Je ne rapporte qu’un abrégé du discours de la Chanceliere, qui fut trouvé digne de l’éloquence de Démosthène ou de Cicéron : elle ramena enfin toutes les voix à son sentiment. Comme les moyens que la Princesse avoit employés pour sa défense avoient transpiré, les Amazones qui aimoient beaucoup Tramarine, étoient prêtes à se soulever. Déja elles s’assembloient dans les Places ; elles vinrent même en tumulte jusqu’au Palais, pour demander la Princesse, & en même tems qu’on établît la force de l’imagination. Mais la Chanceliere, toujours plus ferme dans ses résolutions, fut d’avis de ne point céder à des peuples mutinés ; elle conseilla à sa Reine de leur faire sentir tour le poids de son indignation, en punissant sévérement celles qui avoient contribué, par leurs discours séditieux, à répandre le trouble dans la Ville.
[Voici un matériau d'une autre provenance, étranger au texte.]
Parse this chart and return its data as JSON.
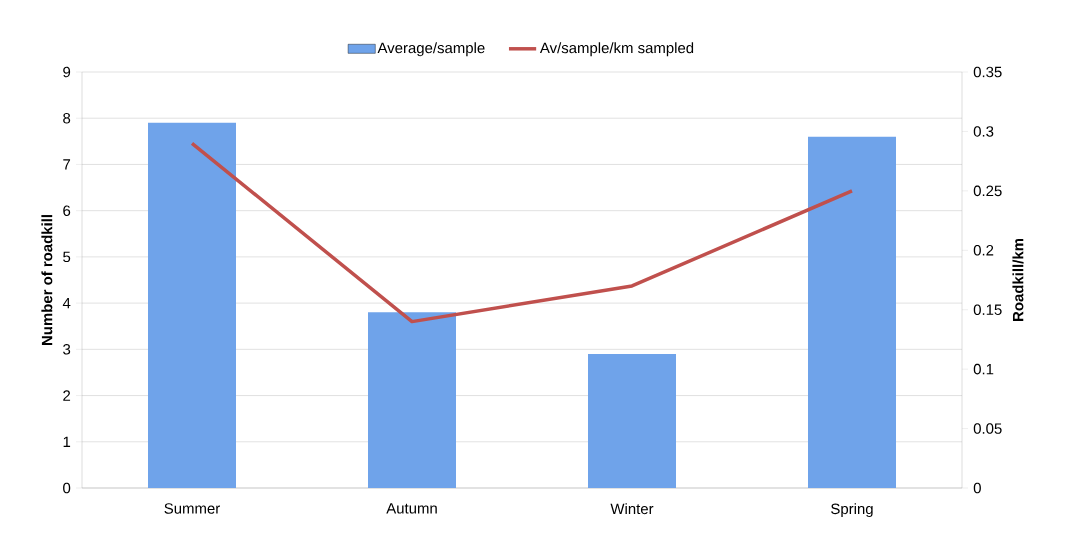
{
  "chart_data": {
    "type": "bar",
    "categories": [
      "Summer",
      "Autumn",
      "Winter",
      "Spring"
    ],
    "ylabel": "Number of roadkill",
    "y2label": "Roadkill/km",
    "ylim": [
      0,
      9
    ],
    "yticks": [
      0,
      1,
      2,
      3,
      4,
      5,
      6,
      7,
      8,
      9
    ],
    "y2lim": [
      0,
      0.35
    ],
    "y2ticks": [
      0,
      0.05,
      0.1,
      0.15,
      0.2,
      0.25,
      0.3,
      0.35
    ],
    "grid": "y",
    "legend": "top",
    "series": [
      {
        "name": "Average/sample",
        "color": "#6fa3ea",
        "values": [
          7.9,
          3.8,
          2.9,
          7.6
        ]
      },
      {
        "name": "Av/sample/km sampled",
        "type": "line",
        "axis": "y2",
        "color": "#c0504d",
        "values": [
          0.29,
          0.14,
          0.17,
          0.25
        ]
      }
    ]
  }
}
Les Magiciennes, dévouées à la Chanceliere, furent de son avis ; & la Reine entraînée, pour ainsi dire, par le torrent, se crut obligée de donner un Arrêt, par lequel elle déclaroit que sa volonté suprême étoit que les Loix eussent leur entier accomplissement, & que toutes ses Sujettes seroient tenues, sous les peines ci-devant énoncées, de visiter du moins une fois l’année le Temple de la Déesse Pallas, d’y prendre les bains salutaires à la population, défendant en outre à telle personne quelconque d’employer en aucune façon la force de l’imagination ; condamne en conséquence la Princesse Tramarine à être reléguée dans la Tour-des-Regrets, sera néanmoins, par adoucissement, son exil limité à vingt ans.

Un Jugement aussi rigoureux, prononcé contre une Princesse du sang de Pentaphile, fit trembler ce peuple d’Amazones, mais ne put les empêcher de murmurer contre une sévérité aussi rigoureuse. Cette Tour-des-Regrets étoit connue pour un lieu épouvantable, rempli de monstres affreux qui en défendoient l’entrée ; ainsi, malgré le pouvoir que la Fée Bonine avoit sur l’esprit de la Reine, la Chanceliere fit agir tant de brigues, qu’elle l’emporta sur elle dans cette occasion, &, sous le vain prétexte du bien de l’Etat, elle eut le secret d’éloigner de la Cour une jeune Princesse que son rang appelloit au Trône, dans la crainte que si elle y fût montée, elle ne lui eût donné aucune part au Gouvernement ; &, pour empêcher la sédition, elle fit rassembler les vieilles Troupes, & les répandit dans tous les quartiers de la Ville afin de maintenir les Peuples. Bonine se chargea d’annoncer cette triste nouvelle à la Princesse, qui la reçut avec beaucoup de constance, & marqua, dans cette occasion, que la grandeur de son ame étoit au-dessus de l’adversité ; son cœur, semblable à un rocher où les flots viennent se briser pendant la tempête, n’en fut point abattu ; elle entendit tranquillement l’Arrêt foudroyant que ses ennemies venoient de prononcer contre elle.